Cigarette smoking modulates m6A modification, affecting the induction of CYP1A1 mRNA by regulating human ARNT and AHRR in A549 cells

Abstract

N⁶-Methyladenosine (m⁶A) modification is a common epitranscriptomic mark of eukaryotic RNAs. This modification is installed by a methyltransferase like 3 (METTL3)-METTL14 complex and is eliminated by fat mass and obesity-associated protein (FTO) and AlkB homolog 5 (ALKBH5). Aberrant m⁶A modification is associated with the development and progression of cancer. Cigarette smoking is a major lifestyle habit and risk factor for lung cancer. This study aimed to clarify the effects of cigarette smoking on the expression of m⁶A modification-regulating enzymes and the significance of m⁶A modification in the biological responses to cigarette smoking.
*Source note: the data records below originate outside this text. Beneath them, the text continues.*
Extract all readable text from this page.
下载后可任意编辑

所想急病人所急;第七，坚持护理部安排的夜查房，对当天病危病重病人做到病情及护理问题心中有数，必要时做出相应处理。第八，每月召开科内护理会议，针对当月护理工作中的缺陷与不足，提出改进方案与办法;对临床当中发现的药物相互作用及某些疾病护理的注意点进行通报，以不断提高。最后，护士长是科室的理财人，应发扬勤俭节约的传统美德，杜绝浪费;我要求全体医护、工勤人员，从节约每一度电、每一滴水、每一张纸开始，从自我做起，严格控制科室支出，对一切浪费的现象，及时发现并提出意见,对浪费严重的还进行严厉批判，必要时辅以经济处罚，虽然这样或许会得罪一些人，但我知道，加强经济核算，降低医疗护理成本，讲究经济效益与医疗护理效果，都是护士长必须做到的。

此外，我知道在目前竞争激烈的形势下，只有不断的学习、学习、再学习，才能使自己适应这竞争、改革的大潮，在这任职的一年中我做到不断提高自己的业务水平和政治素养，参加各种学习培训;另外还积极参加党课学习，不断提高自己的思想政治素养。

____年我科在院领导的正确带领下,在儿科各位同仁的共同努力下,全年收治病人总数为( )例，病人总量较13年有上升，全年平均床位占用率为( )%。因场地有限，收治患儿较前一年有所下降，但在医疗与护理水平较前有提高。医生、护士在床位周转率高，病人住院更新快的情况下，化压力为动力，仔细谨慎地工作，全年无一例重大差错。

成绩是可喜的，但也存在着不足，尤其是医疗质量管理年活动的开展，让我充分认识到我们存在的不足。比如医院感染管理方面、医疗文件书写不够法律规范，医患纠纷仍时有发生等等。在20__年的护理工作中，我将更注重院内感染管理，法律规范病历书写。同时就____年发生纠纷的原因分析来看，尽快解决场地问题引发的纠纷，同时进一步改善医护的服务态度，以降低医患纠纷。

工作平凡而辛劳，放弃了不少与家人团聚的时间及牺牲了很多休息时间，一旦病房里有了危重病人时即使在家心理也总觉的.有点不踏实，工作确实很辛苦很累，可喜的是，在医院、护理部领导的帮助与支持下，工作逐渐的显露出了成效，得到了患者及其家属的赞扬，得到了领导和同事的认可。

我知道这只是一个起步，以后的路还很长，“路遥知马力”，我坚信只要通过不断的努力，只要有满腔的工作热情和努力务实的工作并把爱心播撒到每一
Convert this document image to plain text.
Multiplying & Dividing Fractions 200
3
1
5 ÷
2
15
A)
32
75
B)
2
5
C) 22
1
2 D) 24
Treatment of cigarette smoke extract (CSE) significantly decreased METTL3 and METTL14 protein levels in human lung adenocarcinoma-derived A549 cells. The induction of CYP1A1 mRNA by 2,3,7,8-tetrachlorodibenzo-p-dioxin, a typical ligand of the aryl hydrocarbon receptor (AHR), was attenuated by the knockdown (KD) of METTL3 or ALKBH5, whereas it was enhanced by the KD of FTO. As the underlying mechanisms, significantly decreased expression of AHR nuclear translocator (ARNT) by the KD of METTL3 or ALKBH5, and significantly decreased expression of AHR repressor (AHRR) by the KD of FTO were demonstrated. Formaldehyde-assisted isolation of regulatory elements assay revealed that the KD of METTL3 or ALKBH5 resulted in the compaction of the chromatin structure of ARNT promoter, suggesting that METTL3 and ALKBH5 promote the transcription of ARNT through the rearrangement of chromatin structure. Collectively, we found that CSE treatment decreased METTL3 and METTL14 protein levels, and m⁶A modification have impact on the induction of CYP1A1 by modulating ARNT and AHRR expression.